Tindak perlokusi tuturan tersebut yaitu penutur berharap mitra tutur tersanjung dan

memberi komentar atas pujiannya.

Konteks tuturan (B12) yaitu tuturan terjadi pada tanggal 28 November 2012

pukul 13.50 WIB ketika sedang menunggu kelas berikutnya. Beberapa mahasiswa

duduk-duduk dan berbincang satu sama lain di luar kelas. Suasana gaduh dan santai.

Penutur dan mitra tutur laki-laki merupakan mahasiswa angkatan 2009 dan mereka

teman sekelas. Mitra tutur menghampiri mahasiswa yang berkumpul di depan kelas.

Penutur jarang berkomentar mengenai mitra tutur. Penutur mengomentari rambut

mitra tutur yang baru dengan godaan yang menunjukkan tindak verbal ekspresif. Hal

tersebut menimbulkan perhatian bagi teman-temannya. Tindak perlokusi tuturan

(B12) yaitu penutur berharap agar mitra tutur menjelaskan rambutnya yang baru.

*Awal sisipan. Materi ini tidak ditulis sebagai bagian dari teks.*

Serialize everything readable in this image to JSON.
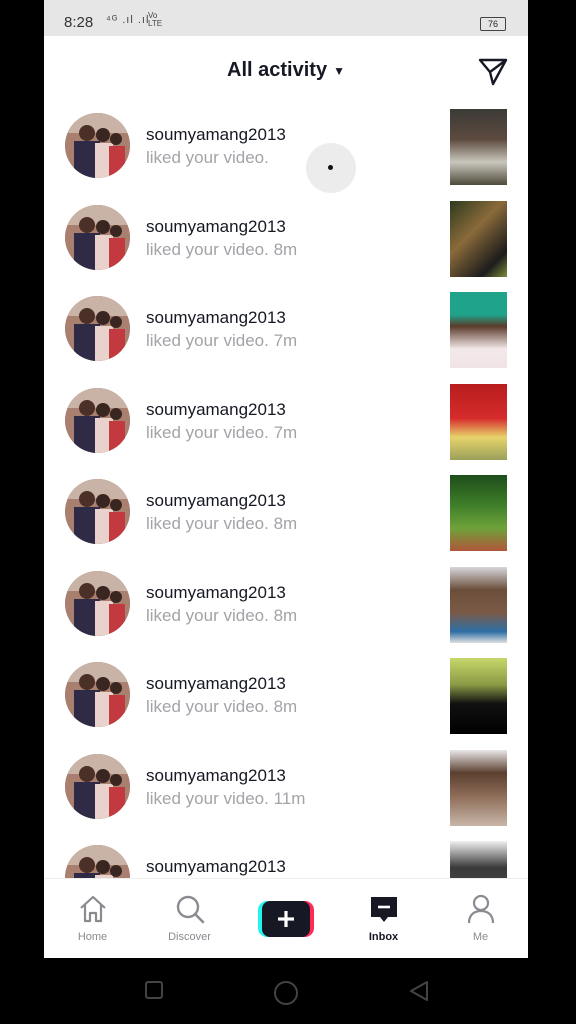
{
  "status_bar": {
    "time": "8:28",
    "signal": "⁴ᴳ .ıl .ıl",
    "network": "Vo LTE",
    "battery": "76"
  },
  "header": {
    "title": "All activity"
  },
  "activities": [
    {
      "user": "soumyamang2013",
      "text": "liked your video."
    },
    {
      "user": "soumyamang2013",
      "text": "liked your video. 8m"
    },
    {
      "user": "soumyamang2013",
      "text": "liked your video. 7m"
    },
    {
      "user": "soumyamang2013",
      "text": "liked your video. 7m"
    },
    {
      "user": "soumyamang2013",
      "text": "liked your video. 8m"
    },
    {
      "user": "soumyamang2013",
      "text": "liked your video. 8m"
    },
    {
      "user": "soumyamang2013",
      "text": "liked your video. 8m"
    },
    {
      "user": "soumyamang2013",
      "text": "liked your video. 11m"
    },
    {
      "user": "soumyamang2013",
      "text": ""
    }
  ],
  "tabbar": {
    "home": "Home",
    "discover": "Discover",
    "inbox": "Inbox",
    "me": "Me"
  },
  "colors": {
    "accent": "#fe2c55",
    "cyan": "#25f4ee",
    "text": "#161823",
    "muted": "#a3a3a8"
  }
}
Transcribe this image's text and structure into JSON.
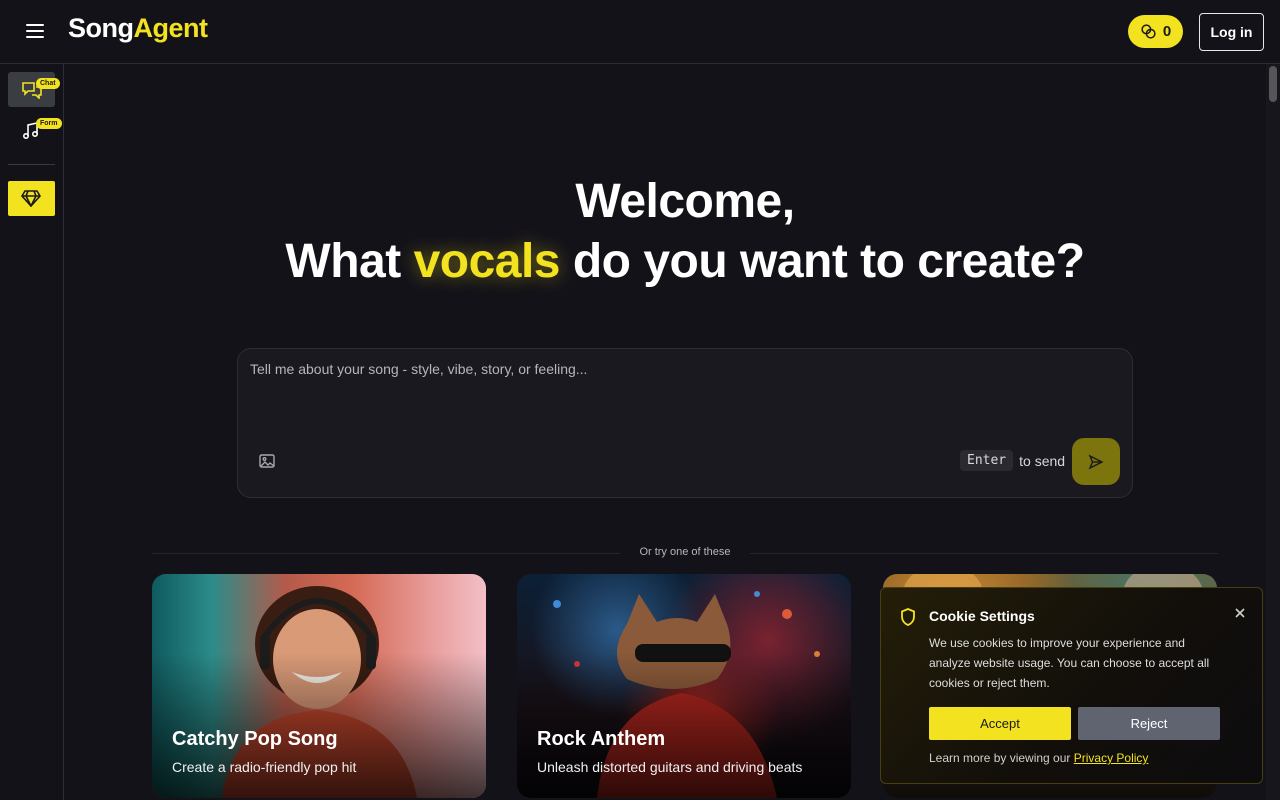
{
  "header": {
    "logo_part1": "Song",
    "logo_part2": "Agent",
    "credits_count": "0",
    "login_label": "Log in"
  },
  "sidebar": {
    "items": [
      {
        "badge": "Chat",
        "icon": "chat-bubbles-icon"
      },
      {
        "badge": "Form",
        "icon": "music-note-icon"
      }
    ],
    "premium_icon": "diamond-icon"
  },
  "hero": {
    "line1": "Welcome,",
    "line2_pre": "What ",
    "line2_accent": "vocals",
    "line2_post": " do you want to create?"
  },
  "prompt": {
    "placeholder": "Tell me about your song - style, vibe, story, or feeling...",
    "value": "",
    "enter_key": "Enter",
    "send_hint": "to send"
  },
  "try_section": {
    "label": "Or try one of these",
    "cards": [
      {
        "title": "Catchy Pop Song",
        "subtitle": "Create a radio-friendly pop hit"
      },
      {
        "title": "Rock Anthem",
        "subtitle": "Unleash distorted guitars and driving beats"
      },
      {
        "title": "",
        "subtitle": ""
      }
    ]
  },
  "cookie": {
    "title": "Cookie Settings",
    "text": "We use cookies to improve your experience and analyze website usage. You can choose to accept all cookies or reject them.",
    "accept_label": "Accept",
    "reject_label": "Reject",
    "footer_prefix": "Learn more by viewing our ",
    "policy_link": "Privacy Policy"
  },
  "colors": {
    "accent": "#f3e21f",
    "background": "#131219",
    "panel": "#1a1920",
    "reject_button": "#5f6470"
  }
}
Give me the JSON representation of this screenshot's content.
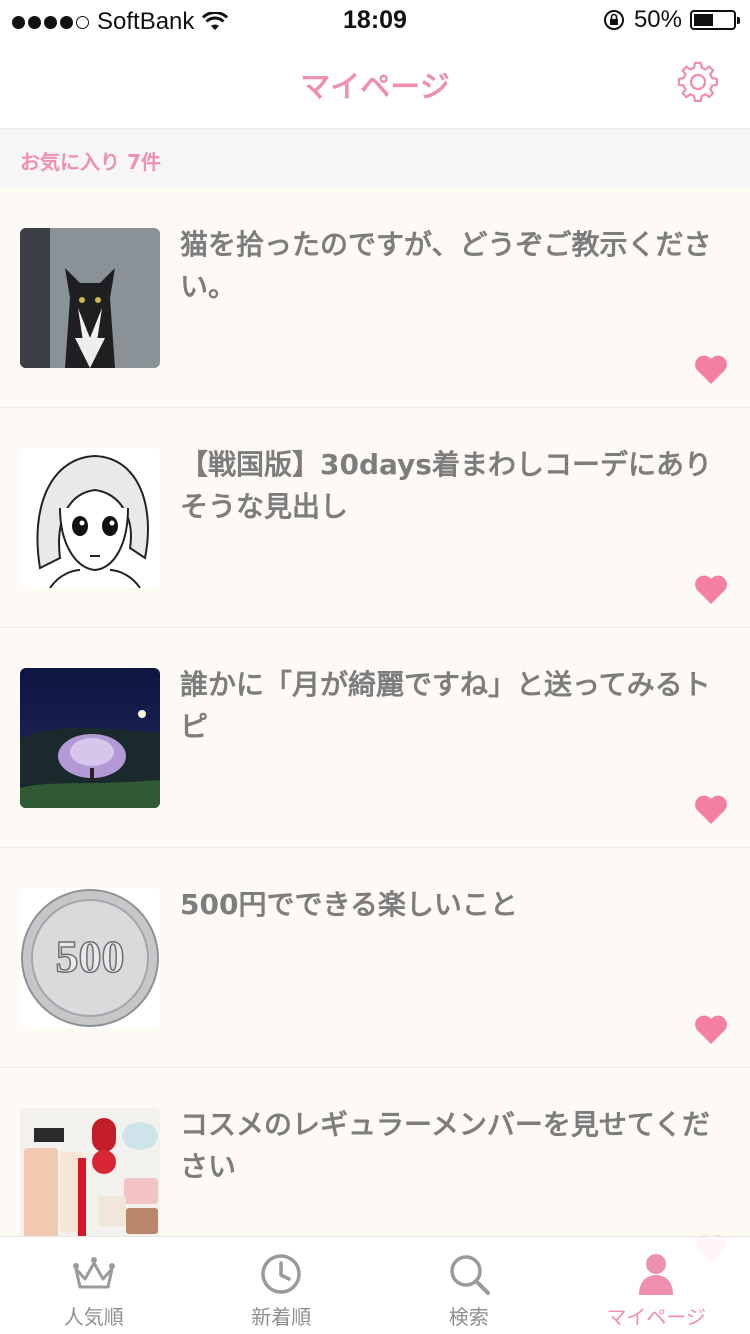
{
  "status_bar": {
    "carrier": "SoftBank",
    "time": "18:09",
    "battery": "50%",
    "battery_level": 0.5
  },
  "nav": {
    "title": "マイページ",
    "settings_icon": "gear-icon"
  },
  "section": {
    "header": "お気に入り 7件"
  },
  "colors": {
    "accent": "#ef8fb1",
    "heart": "#f47fa0",
    "text": "#7d7d7d"
  },
  "items": [
    {
      "title": "猫を拾ったのですが、どうぞご教示ください。",
      "thumb": "cat-photo",
      "favorited": true
    },
    {
      "title": "【戦国版】30days着まわしコーデにありそうな見出し",
      "thumb": "manga-girl-illustration",
      "favorited": true
    },
    {
      "title": "誰かに「月が綺麗ですね」と送ってみるトピ",
      "thumb": "night-sky-tree-photo",
      "favorited": true
    },
    {
      "title": "500円でできる楽しいこと",
      "thumb": "500-yen-coin",
      "favorited": true
    },
    {
      "title": "コスメのレギュラーメンバーを見せてください",
      "thumb": "cosmetics-photo",
      "favorited": true
    }
  ],
  "tabs": [
    {
      "label": "人気順",
      "icon": "crown-icon",
      "active": false
    },
    {
      "label": "新着順",
      "icon": "clock-icon",
      "active": false
    },
    {
      "label": "検索",
      "icon": "search-icon",
      "active": false
    },
    {
      "label": "マイページ",
      "icon": "person-icon",
      "active": true
    }
  ]
}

Konteks tuturan (B16) yaitu tuturan terjadi pada tanggal 4 Desember 2012

pukul 12.40 WIB ketika sedang mengerjakan tugas di perpustakaan, suasana agak

gaduh. Penutur dan mitra tutur teman sekelompok dan teman sekelas serta merupakan

mahasiswa angkatan 2009. Mitra tutur menjelaskan bahwa dia ingin menjadi mitra di

perpustakaan. Penutur menanggapi pembicaraan mitra tutur dengan sindiran yang

menunjukkan tindak verbal ekspresif. Penutur tahu bahwa mitra tutur tidak bisa

memiliki kegiatan yang banyak karena daya tahan tubuhnya kurang bagus dan dia

susah mengatur waktu sehingga penutur jarang mengejek mitra tutur. Tindak

perlokusi tuturan (B16) yaitu penutur berharap mitra tutur berpikir kembali untuk

4.2.2.5 Makna Ketidaksantunan Berbahasa yang Memain-mainkan Muka

Secara umum, makna ketidaksantunan berbahasa yang memain-mainkan

muka yaitu penutur membuat bingung dan jengkel mitra tuturnya karena tingkah

penutur yang tidak seperti biasanya.

a. Tuturan (B2) memiliki makna berupa ejekan dari penutur terhadap godaan

mitra tuturnya.

b. Tuturan (B3) memiliki makna berupa ejekan dari penutur terhadap godaan

mitra tuturnya.

c. Tuturan (B8) memiliki makna berupa pujian penutur mengenai rambut baru

mitra tutur. Selain itu, tuturan (B8) dapat pula bermaksud untuk mengejek

mitra tutur mengenai penampilan barunya.

d. Tuturan (B12) memiliki makna berupa ejekan penutur kepada mitra tutur yang

memiliki model rambut baru.

e. Tuturan (B16) memiliki makna berupa ejekan penutur kepada mitra tutur yang

ingin menjadi mitra perpustakaan USD.